What does it all mean? The decreased deflection alone means bumps won't cause the tires to steer around and get knocked out of line. It also adds more precision and feel to the front end. With the stock rubber bushings, your initial steering inputs are all being used up just to load up the bushings. On-center feel is better and that initial turn of the steering wheel is immediately translated to the front tires and what they are doing is immediately translated back to your hands. Mid-corner on slightly rough surfaces, the steering wheel no longer has that bounce between feel and nothingness you normally get while the rubber is cycling between loaded and unloaded. As another bonus, it has gotten rid of some of the wheelhop inherent in hard launches from a stop.
As good as the GTI is compared to other hot-hatches, I now find myself comparing it to rear-wheel drive cars in terms of steering feel and reaction. I expected the stiffer bushings to transmit considerably more noise and vibration into the car, but that just isn't the case. Our Bridgestone RE-71R tires are loud-ish over some surfaces, and that has become a little more noticeable with the stiffer bushings.
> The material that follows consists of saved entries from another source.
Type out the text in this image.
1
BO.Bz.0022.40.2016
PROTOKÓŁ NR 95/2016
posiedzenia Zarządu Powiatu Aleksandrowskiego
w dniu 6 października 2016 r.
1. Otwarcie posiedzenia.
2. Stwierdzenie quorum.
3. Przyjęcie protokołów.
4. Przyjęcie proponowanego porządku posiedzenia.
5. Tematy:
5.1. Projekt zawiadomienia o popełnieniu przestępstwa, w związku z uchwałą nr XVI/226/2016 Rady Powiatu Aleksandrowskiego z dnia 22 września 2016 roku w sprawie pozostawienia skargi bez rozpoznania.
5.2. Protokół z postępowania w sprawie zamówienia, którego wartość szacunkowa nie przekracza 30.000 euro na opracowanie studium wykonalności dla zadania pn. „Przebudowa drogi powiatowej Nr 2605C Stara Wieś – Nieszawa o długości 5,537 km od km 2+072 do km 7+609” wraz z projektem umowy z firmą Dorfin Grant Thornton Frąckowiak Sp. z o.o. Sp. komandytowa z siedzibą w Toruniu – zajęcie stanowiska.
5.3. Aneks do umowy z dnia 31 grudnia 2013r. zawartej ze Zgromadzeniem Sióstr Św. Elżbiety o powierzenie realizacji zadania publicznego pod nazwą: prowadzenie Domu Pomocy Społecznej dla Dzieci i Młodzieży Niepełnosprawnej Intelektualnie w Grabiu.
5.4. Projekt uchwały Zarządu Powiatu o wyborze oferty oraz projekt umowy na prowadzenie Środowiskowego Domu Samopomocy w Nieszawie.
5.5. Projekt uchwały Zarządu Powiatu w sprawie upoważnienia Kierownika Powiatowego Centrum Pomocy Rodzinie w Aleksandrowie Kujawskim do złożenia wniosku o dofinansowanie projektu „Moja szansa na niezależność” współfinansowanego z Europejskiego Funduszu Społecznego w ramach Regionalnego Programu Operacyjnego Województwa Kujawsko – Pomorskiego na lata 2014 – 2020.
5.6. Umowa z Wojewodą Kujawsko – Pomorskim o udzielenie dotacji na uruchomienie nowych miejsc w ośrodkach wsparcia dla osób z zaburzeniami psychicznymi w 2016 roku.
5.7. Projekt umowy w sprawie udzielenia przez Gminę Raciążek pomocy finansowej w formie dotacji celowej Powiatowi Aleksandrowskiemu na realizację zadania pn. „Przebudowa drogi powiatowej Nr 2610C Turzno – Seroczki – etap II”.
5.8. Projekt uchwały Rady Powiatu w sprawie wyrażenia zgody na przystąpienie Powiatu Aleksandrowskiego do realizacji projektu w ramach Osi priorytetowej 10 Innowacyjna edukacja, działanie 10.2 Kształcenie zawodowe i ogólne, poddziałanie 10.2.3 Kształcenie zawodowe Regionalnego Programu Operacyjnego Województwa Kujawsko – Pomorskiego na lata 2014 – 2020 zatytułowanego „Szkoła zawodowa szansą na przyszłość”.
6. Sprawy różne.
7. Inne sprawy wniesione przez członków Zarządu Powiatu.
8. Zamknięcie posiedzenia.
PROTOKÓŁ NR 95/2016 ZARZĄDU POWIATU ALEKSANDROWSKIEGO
The cost of the arms is relatively high, right around $1,000, although we've seen them online as low as $900.
I would recommend these arms to anyone looking to maximize the handling and driving experience of the car, but you will really have to be able to drive the car to notice. If you aren't taking the car to the track or on canyon runs, you probably won't appreciate them and might be better off just getting the bushings.
As this issue was going to press, we had just installed a Corsa cat-back exhaust system, Unitronic Stage 1 engine and DSG flash, and new engine mounts from SuperPro. They had just been installed hours ago, so it's too early for any real impressions. Watch for a more in-depth evaluation in the next issue, and with any luck, we'll have gotten our GTI out to the test track for actual performance numbers.